In the climactic moment of the film, all of the supernatural elements of the world of the dead come together to help Adam and Barbara to get rid of Betelgeuse. Not only do they save Lydia from Betelgeuse’s clutches, but they save themselves and improve Lydia’s relationship with her parents, who now understand her a little better and feel proud of their daughter.
Lydia is happy in her new town once she reconciles her relationship between life and death. She does well in school, swaps her mourning clothes for school uniform, and begins to enjoy life with the help of both her dead and living parents.
It has been long talked about that there will be a sequel to Beetlejuice, but could really this happen? While there is no doubt that special effects have improved immensely since 1988, and Tim Burton could make something even more spectacular, I am not sure that Betelgeuse himself would be so welcome. It wouldn’t be the same without him being a foul creep with crass jokes. But his predatory behaviour and actions which amount to sexual assault would be somewhat below the belt and not funny at all. If they could get around this then I would be eager to watch.
Tim Burton is a director whose work truly stands out from the crowd.
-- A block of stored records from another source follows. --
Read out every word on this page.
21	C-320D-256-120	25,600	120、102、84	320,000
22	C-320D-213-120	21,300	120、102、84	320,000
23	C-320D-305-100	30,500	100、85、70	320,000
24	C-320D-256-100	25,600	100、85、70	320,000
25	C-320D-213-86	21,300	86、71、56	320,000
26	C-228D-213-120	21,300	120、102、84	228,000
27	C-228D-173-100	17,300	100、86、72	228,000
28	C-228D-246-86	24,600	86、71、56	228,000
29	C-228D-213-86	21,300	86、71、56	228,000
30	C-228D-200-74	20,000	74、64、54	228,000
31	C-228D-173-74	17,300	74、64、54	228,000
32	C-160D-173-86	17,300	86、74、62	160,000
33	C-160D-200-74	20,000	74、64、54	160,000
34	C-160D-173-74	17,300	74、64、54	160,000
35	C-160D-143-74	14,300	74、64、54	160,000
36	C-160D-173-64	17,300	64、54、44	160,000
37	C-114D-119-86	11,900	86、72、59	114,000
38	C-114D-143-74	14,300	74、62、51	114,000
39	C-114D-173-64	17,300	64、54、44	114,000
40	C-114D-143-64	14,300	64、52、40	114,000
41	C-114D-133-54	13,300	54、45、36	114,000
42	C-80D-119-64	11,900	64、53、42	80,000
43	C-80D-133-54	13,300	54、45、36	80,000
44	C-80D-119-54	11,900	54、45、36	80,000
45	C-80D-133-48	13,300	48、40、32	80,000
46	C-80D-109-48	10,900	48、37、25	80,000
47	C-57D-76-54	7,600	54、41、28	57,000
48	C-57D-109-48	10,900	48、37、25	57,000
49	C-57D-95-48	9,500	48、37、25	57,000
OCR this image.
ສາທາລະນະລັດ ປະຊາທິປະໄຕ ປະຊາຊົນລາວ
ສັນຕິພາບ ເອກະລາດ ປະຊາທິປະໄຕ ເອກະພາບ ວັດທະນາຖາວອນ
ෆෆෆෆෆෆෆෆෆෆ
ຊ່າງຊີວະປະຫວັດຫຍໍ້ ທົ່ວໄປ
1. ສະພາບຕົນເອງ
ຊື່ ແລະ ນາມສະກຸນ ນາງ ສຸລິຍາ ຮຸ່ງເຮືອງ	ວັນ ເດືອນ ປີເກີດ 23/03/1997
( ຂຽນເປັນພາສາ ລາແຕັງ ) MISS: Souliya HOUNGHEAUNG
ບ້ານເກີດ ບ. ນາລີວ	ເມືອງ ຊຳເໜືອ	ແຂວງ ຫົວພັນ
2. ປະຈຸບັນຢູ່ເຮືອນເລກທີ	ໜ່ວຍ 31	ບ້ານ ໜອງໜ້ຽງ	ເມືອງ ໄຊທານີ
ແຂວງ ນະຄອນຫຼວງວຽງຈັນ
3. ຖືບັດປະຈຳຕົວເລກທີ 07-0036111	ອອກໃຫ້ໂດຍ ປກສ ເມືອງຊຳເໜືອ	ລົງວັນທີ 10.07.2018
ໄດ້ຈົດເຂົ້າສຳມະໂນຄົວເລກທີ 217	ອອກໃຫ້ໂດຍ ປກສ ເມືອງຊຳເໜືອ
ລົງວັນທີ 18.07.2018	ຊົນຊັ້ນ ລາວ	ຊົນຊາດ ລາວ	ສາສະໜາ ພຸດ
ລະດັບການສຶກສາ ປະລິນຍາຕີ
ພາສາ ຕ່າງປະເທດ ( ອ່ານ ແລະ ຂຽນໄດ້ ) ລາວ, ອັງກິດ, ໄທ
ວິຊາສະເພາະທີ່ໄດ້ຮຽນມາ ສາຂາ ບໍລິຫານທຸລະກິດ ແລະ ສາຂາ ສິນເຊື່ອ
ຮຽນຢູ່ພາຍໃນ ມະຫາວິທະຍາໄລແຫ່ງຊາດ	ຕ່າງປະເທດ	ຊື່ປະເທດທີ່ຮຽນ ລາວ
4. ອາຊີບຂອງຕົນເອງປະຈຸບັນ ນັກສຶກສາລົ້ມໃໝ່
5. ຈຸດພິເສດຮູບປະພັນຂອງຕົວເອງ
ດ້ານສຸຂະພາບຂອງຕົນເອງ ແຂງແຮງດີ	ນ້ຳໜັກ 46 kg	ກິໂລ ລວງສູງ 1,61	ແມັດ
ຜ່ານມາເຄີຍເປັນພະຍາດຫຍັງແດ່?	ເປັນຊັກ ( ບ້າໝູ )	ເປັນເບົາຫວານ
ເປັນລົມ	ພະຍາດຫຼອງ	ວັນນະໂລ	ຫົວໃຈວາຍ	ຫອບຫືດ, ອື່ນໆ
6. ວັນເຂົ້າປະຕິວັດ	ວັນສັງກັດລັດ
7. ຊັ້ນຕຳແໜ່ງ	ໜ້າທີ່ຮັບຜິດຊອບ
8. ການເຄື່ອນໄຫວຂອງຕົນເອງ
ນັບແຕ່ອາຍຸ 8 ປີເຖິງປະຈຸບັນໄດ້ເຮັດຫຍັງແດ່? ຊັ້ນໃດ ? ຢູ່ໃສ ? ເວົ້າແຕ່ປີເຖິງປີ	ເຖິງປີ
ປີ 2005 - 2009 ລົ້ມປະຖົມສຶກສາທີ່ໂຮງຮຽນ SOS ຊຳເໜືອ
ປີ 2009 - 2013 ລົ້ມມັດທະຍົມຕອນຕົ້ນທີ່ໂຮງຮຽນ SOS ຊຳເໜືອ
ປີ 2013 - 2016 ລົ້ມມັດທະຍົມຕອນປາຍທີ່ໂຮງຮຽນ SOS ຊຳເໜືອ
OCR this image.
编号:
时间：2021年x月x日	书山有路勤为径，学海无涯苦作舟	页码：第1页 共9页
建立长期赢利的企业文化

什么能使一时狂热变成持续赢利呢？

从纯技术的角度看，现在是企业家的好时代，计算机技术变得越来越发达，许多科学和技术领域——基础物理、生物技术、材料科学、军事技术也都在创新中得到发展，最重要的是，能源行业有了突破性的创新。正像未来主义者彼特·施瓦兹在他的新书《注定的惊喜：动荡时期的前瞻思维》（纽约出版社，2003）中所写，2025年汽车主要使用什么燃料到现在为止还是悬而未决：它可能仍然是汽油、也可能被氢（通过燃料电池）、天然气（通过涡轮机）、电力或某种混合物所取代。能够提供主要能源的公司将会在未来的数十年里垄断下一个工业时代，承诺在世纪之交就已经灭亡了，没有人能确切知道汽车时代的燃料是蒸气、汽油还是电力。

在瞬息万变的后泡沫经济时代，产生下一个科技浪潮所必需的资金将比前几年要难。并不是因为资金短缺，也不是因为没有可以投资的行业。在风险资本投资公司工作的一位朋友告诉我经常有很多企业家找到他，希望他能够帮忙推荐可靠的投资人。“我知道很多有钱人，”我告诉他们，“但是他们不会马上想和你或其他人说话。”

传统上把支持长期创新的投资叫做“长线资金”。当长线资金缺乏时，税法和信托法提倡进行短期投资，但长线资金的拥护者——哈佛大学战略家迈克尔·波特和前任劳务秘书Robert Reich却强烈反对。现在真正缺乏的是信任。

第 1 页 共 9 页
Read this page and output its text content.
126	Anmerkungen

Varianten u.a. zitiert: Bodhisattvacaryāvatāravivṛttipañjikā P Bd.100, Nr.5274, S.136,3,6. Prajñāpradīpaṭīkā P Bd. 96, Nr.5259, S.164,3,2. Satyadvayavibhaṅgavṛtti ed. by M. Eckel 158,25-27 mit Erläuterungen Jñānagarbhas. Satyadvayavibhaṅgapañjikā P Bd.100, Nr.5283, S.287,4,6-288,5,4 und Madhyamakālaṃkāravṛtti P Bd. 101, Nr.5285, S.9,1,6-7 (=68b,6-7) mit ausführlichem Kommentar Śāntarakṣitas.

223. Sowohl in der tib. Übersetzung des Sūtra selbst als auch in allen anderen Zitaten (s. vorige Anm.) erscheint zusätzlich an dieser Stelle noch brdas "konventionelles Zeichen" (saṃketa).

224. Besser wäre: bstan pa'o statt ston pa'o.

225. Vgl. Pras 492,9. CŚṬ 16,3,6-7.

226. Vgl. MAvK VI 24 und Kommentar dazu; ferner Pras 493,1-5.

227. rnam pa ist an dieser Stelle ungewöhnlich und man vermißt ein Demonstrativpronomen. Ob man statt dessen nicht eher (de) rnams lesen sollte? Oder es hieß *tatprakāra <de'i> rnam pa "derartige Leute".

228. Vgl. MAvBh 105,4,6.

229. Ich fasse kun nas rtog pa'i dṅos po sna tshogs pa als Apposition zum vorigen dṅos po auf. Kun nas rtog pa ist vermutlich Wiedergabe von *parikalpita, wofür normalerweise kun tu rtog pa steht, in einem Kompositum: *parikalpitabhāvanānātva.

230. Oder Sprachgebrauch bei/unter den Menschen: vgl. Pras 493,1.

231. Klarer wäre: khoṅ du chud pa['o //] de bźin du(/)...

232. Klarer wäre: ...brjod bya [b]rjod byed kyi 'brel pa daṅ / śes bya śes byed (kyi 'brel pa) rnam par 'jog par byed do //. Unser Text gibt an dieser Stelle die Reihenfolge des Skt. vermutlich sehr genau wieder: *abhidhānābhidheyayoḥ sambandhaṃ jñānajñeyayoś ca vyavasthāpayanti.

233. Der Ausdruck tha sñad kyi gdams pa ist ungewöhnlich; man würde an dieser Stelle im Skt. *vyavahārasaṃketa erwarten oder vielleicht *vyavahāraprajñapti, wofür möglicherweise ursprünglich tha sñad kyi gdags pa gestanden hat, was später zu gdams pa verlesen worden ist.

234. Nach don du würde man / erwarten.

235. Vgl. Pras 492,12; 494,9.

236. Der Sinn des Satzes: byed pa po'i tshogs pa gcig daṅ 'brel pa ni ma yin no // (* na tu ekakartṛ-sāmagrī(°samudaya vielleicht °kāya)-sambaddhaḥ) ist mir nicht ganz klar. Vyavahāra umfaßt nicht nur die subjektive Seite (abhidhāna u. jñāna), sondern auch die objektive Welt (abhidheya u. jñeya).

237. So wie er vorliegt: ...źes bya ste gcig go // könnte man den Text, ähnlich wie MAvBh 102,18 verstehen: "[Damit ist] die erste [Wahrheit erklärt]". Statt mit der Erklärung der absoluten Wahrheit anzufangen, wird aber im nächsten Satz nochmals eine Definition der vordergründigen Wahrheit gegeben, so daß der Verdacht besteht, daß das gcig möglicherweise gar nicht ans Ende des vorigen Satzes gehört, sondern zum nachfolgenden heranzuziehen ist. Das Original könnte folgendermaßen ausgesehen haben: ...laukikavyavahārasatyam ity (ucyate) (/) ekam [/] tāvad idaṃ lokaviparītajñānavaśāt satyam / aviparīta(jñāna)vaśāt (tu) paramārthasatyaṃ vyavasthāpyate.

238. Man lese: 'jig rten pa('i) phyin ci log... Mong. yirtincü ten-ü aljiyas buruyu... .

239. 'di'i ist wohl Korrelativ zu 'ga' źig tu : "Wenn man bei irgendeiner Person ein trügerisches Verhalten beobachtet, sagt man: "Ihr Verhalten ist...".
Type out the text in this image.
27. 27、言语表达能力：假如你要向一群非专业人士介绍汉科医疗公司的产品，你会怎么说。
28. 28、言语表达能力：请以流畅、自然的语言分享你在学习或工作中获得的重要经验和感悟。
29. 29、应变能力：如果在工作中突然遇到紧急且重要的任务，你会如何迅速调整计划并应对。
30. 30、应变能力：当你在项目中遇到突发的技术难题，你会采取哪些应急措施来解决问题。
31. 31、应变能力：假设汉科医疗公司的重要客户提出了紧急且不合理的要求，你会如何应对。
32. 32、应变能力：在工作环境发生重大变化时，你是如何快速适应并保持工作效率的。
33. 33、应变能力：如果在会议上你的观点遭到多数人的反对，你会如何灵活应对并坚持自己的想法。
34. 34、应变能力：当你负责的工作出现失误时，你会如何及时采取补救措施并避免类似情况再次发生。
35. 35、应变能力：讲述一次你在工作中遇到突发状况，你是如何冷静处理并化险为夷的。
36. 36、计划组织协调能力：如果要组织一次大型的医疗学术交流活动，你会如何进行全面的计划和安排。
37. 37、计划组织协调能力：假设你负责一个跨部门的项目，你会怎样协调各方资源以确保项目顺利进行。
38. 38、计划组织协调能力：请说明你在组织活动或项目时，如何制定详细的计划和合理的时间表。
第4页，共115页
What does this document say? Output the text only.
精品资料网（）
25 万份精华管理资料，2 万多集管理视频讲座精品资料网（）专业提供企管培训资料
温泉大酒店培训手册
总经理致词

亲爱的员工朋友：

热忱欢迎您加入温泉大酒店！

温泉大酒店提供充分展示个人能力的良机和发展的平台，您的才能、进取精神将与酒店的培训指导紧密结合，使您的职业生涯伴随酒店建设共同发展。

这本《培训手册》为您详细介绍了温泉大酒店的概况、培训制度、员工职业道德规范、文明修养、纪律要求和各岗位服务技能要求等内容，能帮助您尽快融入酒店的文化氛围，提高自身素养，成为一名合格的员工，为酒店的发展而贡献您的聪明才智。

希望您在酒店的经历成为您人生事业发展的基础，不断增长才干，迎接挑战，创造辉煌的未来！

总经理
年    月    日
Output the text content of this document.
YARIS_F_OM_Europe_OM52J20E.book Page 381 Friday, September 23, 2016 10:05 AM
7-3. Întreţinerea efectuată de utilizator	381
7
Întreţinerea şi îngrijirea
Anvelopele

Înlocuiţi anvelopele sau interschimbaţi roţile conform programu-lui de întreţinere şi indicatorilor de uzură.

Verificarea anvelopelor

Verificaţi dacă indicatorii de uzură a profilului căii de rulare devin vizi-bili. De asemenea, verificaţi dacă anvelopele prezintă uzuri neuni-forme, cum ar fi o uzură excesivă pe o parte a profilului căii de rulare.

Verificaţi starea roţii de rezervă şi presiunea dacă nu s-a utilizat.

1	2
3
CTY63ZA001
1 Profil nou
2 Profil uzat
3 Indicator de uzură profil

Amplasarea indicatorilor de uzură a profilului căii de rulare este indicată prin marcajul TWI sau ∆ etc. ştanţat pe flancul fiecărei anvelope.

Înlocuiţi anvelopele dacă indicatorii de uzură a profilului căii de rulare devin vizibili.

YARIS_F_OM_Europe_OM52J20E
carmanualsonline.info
His singular style—at once macabre, funny, weird, and heartfelt—has become his signature. He is known for his creativity in telling fantasy stories, and in bringing to life the unimaginable. Burton’s expertise is clearly on display in Beetlejuice, which was just his second full-length feature. It rightly catapulted him to another level of success.
The performances that Burton garnered from the actors—most notably Michael Keaton’s mile-a-minute manic performance as the titular character—make the film all the more magical and kooky. The cast he assembled and his abilities as a storyteller elevate the movie beyond the visual and into the narrative. The result is a film unlike any other before or since—a truly unique work of fantasy filmmaking.